Ideas for reading college textbooks:

  • Read the “Chapter Summary” or other end matter BEFORE turning to the beginning of the chapter.  This gives your reading focus and purpose.
  • Note the questions at the end of the chapter and look for the answers as you read. (Use the scanning skills of looking at headings or marginal information to guide you to these answers.)
  • Look at the course outcomes/objectives on a regular basis to guide your reading.  If you’re supposed to “know” something by the end of the course, you should be looking for what it is you should know as you read.
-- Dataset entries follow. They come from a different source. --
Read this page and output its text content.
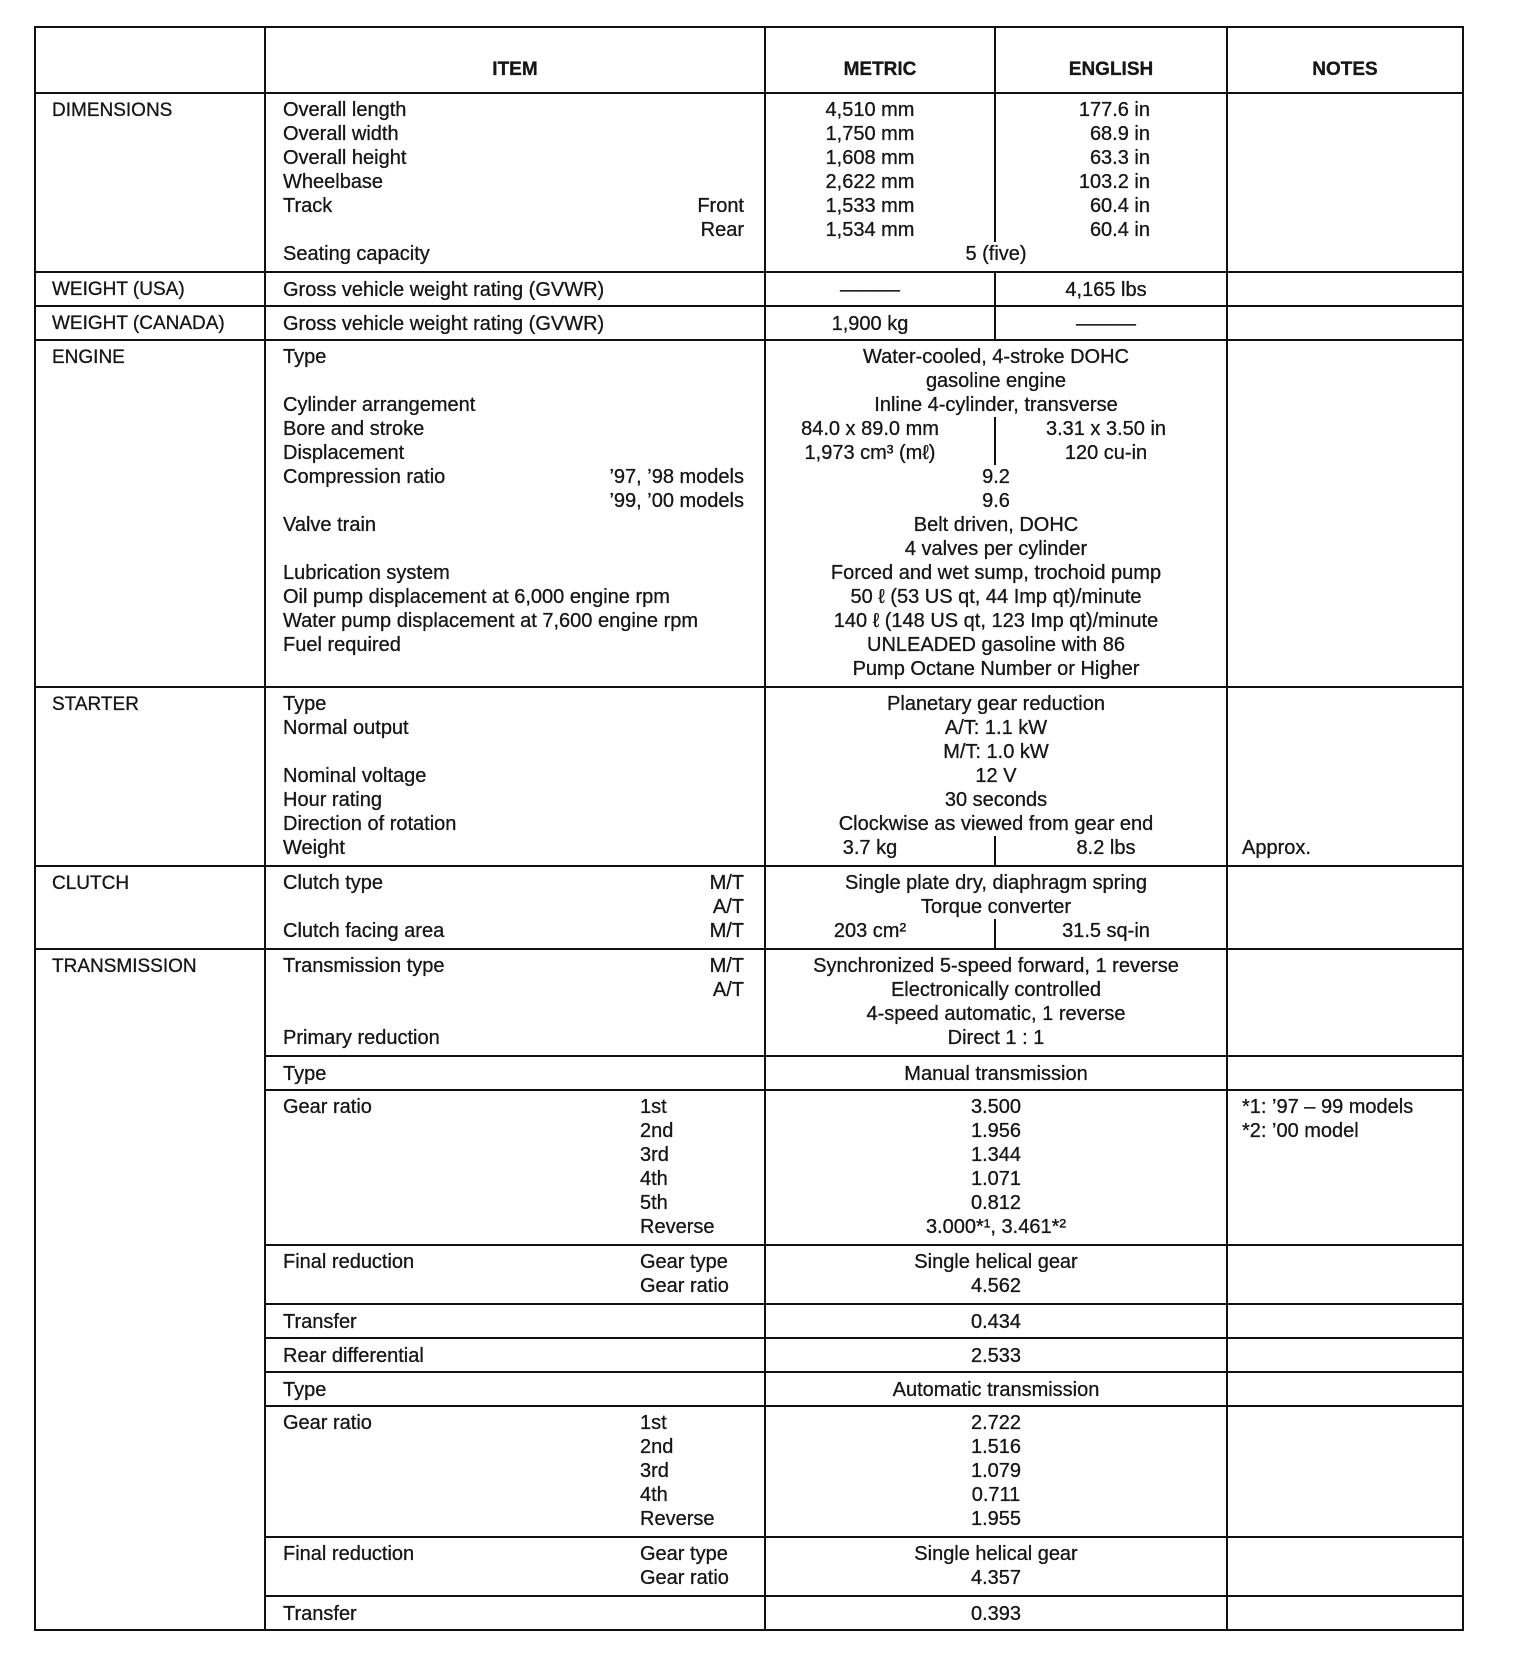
ITEM	METRIC	ENGLISH	NOTES
DIMENSIONS	Overall length	4,510 mm	177.6 in
Overall width	1,750 mm	68.9 in
Overall height	1,608 mm	63.3 in
Wheelbase	2,622 mm	103.2 in
Track	Front	1,533 mm	60.4 in
Rear	1,534 mm	60.4 in
Seating capacity	5 (five)
WEIGHT (USA)	Gross vehicle weight rating (GVWR)	———	4,165 lbs
WEIGHT (CANADA)	Gross vehicle weight rating (GVWR)	1,900 kg	———
ENGINE	Type	Water-cooled, 4-stroke DOHC
gasoline engine
Cylinder arrangement	Inline 4-cylinder, transverse
Bore and stroke	84.0 x 89.0 mm	3.31 x 3.50 in
Displacement	1,973 cm³ (mℓ)	120 cu-in
Compression ratio	’97, ’98 models	9.2
’99, ’00 models	9.6
Valve train	Belt driven, DOHC
4 valves per cylinder
Lubrication system	Forced and wet sump, trochoid pump
Oil pump displacement at 6,000 engine rpm	50 ℓ (53 US qt, 44 Imp qt)/minute
Water pump displacement at 7,600 engine rpm	140 ℓ (148 US qt, 123 Imp qt)/minute
Fuel required	UNLEADED gasoline with 86
Pump Octane Number or Higher
STARTER	Type	Planetary gear reduction
Normal output	A/T: 1.1 kW
M/T: 1.0 kW
Nominal voltage	12 V
Hour rating	30 seconds
Direction of rotation	Clockwise as viewed from gear end
Weight	3.7 kg	8.2 lbs	Approx.
CLUTCH	Clutch type	M/T	Single plate dry, diaphragm spring
A/T	Torque converter
Clutch facing area	M/T	203 cm²	31.5 sq-in
TRANSMISSION	Transmission type	M/T	Synchronized 5-speed forward, 1 reverse
A/T	Electronically controlled
4-speed automatic, 1 reverse
Primary reduction	Direct 1 : 1
Type	Manual transmission
Gear ratio	1st	3.500	*1: ’97 – 99 models
2nd	1.956	*2: ’00 model
3rd	1.344
4th	1.071
5th	0.812
Reverse	3.000*¹, 3.461*²
Final reduction	Gear type	Single helical gear
Gear ratio	4.562
Transfer	0.434
Rear differential	2.533
Type	Automatic transmission
Gear ratio	1st	2.722
2nd	1.516
3rd	1.079
4th	0.711
Reverse	1.955
Final reduction	Gear type	Single helical gear
Gear ratio	4.357
Transfer	0.393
Ideas for managing lecture material:

  • Jot down key words/phrases; do not try to write down everything.
  • Make notes of anything you see in a PowerPoint slide show or that is written on the board.  This information will be important if the instructor wrote it for you.
  • Review your notes as soon as possible after the class and clarify for yourself what you’ve written (e.g. make sure you understand your abbreviations, that you’ve spelled words correctly, that you’ve accurately noted references to the textbook or other materials).
  • Color-code your notes with a highlighter to aid your memory.  For example, use red or pink if you are studying the circulatory system in biology OR use colors to indicate your assessment of importance of your note materials: red is critical to know, blue is “cold” and probably not a “must know” idea.